After the launch of IKON’s Young Birmingham Artists from the 1960s exhibition, my boyfriend and I made our way through Birmingham’s arts quarter, following its winding streets of graffiti-adorned brick walls, mismatched derelict buildings and empty car parks framed with stolen, broken shopping trolleys (which are probably just unappreciated art installations). The dark alleys and occasional carpet of broken glass (I tell myself these are also installations) don’t make for the most comfortable walk, particularly in the evening when the streets are quieter.
Finally, we arrived at the Impact Hub. I find it surreal to have found such a warm, safe haven at the epicentre of surroundings that often make me feel particularly anxious. In fact, as someone with anxiety disorder, the Impact Hub is a safe space for me both mentally and physically.
Upon arrival we were welcomed back into the space with love and open arms, and, as someone who struggles with the feeling and concept of ‘home’, I quite honestly found myself feeling exactly that – at home. I personally define ‘home’ as a feeling of safety, support, love and respect. I haven’t been in an environment which ticks these boxes in a very long time, so recognising how I felt on Thursday was so, so special.
The wonderful creatives at the Impact Hub filled the space with just as many positive vibes as usual, but this time with the added perk of delicious food and drink (Oh my goodness. The cupcakes from Brum Zine Fest were back. This is not a drill. I got to eat more of the cupcakes that I’ve been thinking about a lot since the zine fest. Photos coming up).
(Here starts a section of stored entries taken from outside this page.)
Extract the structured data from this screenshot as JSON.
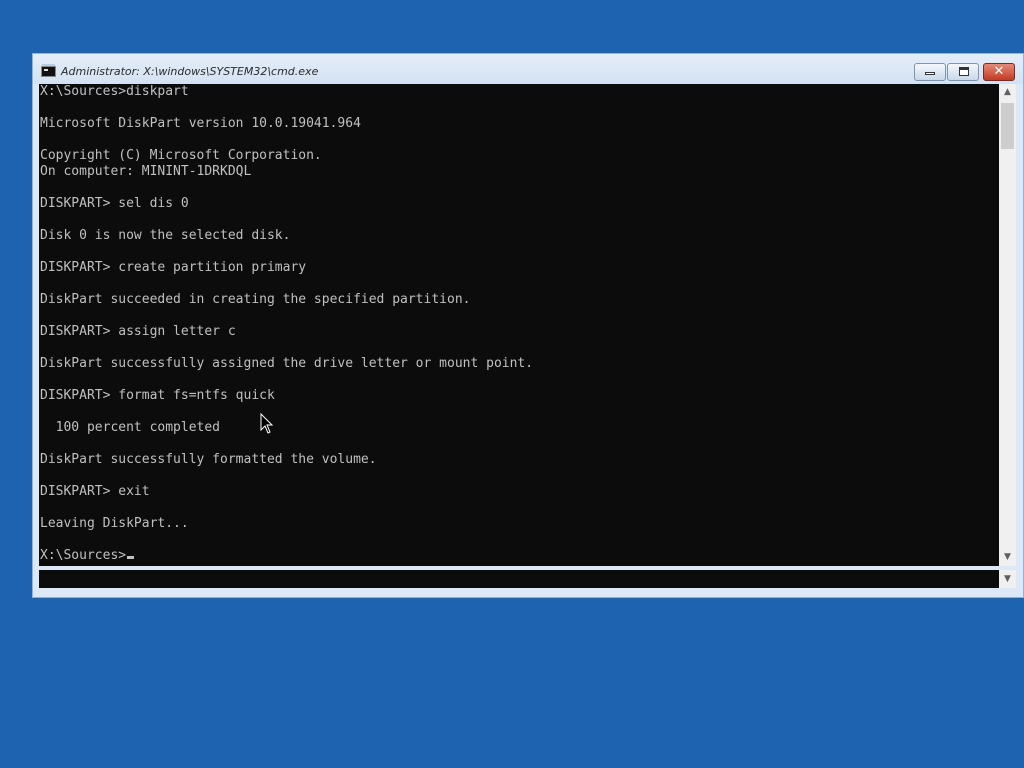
{
  "window": {
    "title": "Administrator: X:\\windows\\SYSTEM32\\cmd.exe",
    "close_glyph": "✕"
  },
  "console": {
    "lines": [
      "X:\\Sources>diskpart",
      "",
      "Microsoft DiskPart version 10.0.19041.964",
      "",
      "Copyright (C) Microsoft Corporation.",
      "On computer: MININT-1DRKDQL",
      "",
      "DISKPART> sel dis 0",
      "",
      "Disk 0 is now the selected disk.",
      "",
      "DISKPART> create partition primary",
      "",
      "DiskPart succeeded in creating the specified partition.",
      "",
      "DISKPART> assign letter c",
      "",
      "DiskPart successfully assigned the drive letter or mount point.",
      "",
      "DISKPART> format fs=ntfs quick",
      "",
      "  100 percent completed",
      "",
      "DiskPart successfully formatted the volume.",
      "",
      "DISKPART> exit",
      "",
      "Leaving DiskPart...",
      "",
      "X:\\Sources>"
    ]
  },
  "scrollbar": {
    "up_arrow": "▲",
    "down_arrow": "▼",
    "pane_arrow": "▼"
  }
}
The evening kicked off with a talk by the one and only Immy Kaur, a real life Wonder Woman and co-founder of the Impact Hub. She discussed what the Hub has achieved up to this point, and their plans for its future. We were introduced to the (top secret and incredibly exciting) badass blueprint of Impact Hub Birmingham’s plan for world domination.
The stage was then taken by various Hub members who have launched innovative and social projects thanks to the space and support available at Impact Hub. Topics ranged from childcare to support for local artists, each project glowing with promise and brilliance.
As someone fairly new to the Impact Hub, it was lovely to hear from/speak to people who have benefitted from it across a range of timescales, some having been there right from the start.
It was then time to head outside to the courtyard for a Caribbean barbecue that I haven’t stopped thinking about since my first bite of spiced chicken wing. Of course, I made sure to take plenty of photos! Aside from taking a moment to basque in the sheer deliciousness of the grilled vegetable kebabs with hot sauce, dinner was spent soaking up the atmosphere and meeting likeminded creatives.
We then gathered in the workshop space and listened to some more testimonials from Impact Hub members and what they’ve achieved thanks to the space, with one performing his beautifully moving song; we hadn’t heard it before but by the final chorus the whole room was singing along. It was another incredibly special moment.
As the night went on the party really began, with music, dancing and karaoke, courtesy of the DJs who were serving tune after tune. The dance floor was cleared and ready to go, and we certainly filled it!
When I left the event, I was back in the streets that fill me with anxiety. What the Impact Hub has is so imbalanced by the world surrounding it, and that can be difficult to remember when you’re in it. Each time I leave I remind myself that I’m lucky enough to have found that safe space and I get to celebrate it.
And that’s pretty cool.
Thank you so much to everyone at Impact Hub Birmingham for an absolutely wonderful evening. Happy 3rd birthday!